Olubukola Ayodele, Breast Cancer Lead at University Hospitals of Leicester NHS Trust, shared a post on LinkedIn:
“Day 2 SABCS25 update
LidERA
• ER+/HER2– early breast cancer is the most common subtype.
• Endocrine therapy works, but adherence and tolerability remain challenges.
• No truly new adjuvant endocrine option has been approved since Aromatase Inhibitors.
• Giredestrant is an oral SERD designed for deeper ER blockade.
Trial Design
* Global, Phase III, open-label trial.
• 4170 patients with Stage I–III ER+/HER2– breast cancer.
• Randomised 1:1 to giredestrant 30 mg daily vs standard ET (tamoxifen or AI).

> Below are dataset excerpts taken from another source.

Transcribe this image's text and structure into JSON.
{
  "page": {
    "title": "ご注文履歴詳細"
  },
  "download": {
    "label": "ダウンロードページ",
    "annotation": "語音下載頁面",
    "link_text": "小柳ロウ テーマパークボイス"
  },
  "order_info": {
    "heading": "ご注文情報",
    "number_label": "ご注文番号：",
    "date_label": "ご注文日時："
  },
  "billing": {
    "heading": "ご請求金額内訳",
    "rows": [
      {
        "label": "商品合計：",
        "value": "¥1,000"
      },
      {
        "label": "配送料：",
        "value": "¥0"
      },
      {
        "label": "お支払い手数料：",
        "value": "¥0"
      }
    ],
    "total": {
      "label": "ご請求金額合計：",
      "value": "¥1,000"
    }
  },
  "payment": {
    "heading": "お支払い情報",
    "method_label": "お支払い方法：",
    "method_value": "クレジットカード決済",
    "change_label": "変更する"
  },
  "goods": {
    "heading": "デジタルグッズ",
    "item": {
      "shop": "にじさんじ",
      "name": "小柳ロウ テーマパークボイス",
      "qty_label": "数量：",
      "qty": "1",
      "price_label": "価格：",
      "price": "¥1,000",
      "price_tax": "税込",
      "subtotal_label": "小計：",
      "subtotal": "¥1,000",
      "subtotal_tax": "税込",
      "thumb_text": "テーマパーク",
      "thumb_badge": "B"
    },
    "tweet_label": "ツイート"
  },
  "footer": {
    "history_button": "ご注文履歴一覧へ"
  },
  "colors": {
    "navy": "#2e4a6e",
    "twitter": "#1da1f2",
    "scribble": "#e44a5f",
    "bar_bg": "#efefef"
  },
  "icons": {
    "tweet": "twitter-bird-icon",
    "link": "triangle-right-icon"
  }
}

• Planned ≥5 years of treatment.
• Primary endpoint: invasive disease-free survival (IDFS).
Key Results
• Median follow-up: 32.3 months.
• 3-year IDFS: 92.4% (giredestrant) vs 89.6% (SOC).
• IDFS improved: HR 0.70 (95% CI 0.57–0.87; p=0.0014).
• Benefit consistent across stage, menopausal status, chemo exposure and regions.
• Distant recurrence-free interval improved (HR 0.69).
• Early overall survival shows a positive trend (immature).
Toxicity
• Safety profile similar to standard ET.
• Grade 3–4 and serious AEs comparable between arms.
• Lower treatment discontinuation with giredestrant (5.3% vs 8.2%).
• Fewer musculoskeletal and vasomotor-related discontinuations.
Why It Matters
• First meaningful advance in adjuvant endocrine therapy since AIs.
• Absolute benefit of <3%, however, similar to current combination strategies with CDK4/6 inhibitors at the time of follow up, suggesting that benefit will continue to grow.
• Potential to become a new standard for HR+/HER2– early breast cancer.
Caution
* Control arm not currently soc especially with >80% being N+, as those patients would be offered a CDK4/6 inhibitor combo.
* Financial toxicity
* Less treatment options on progression for metastatic disease.
However, it’s great to see positive progress since AIs.”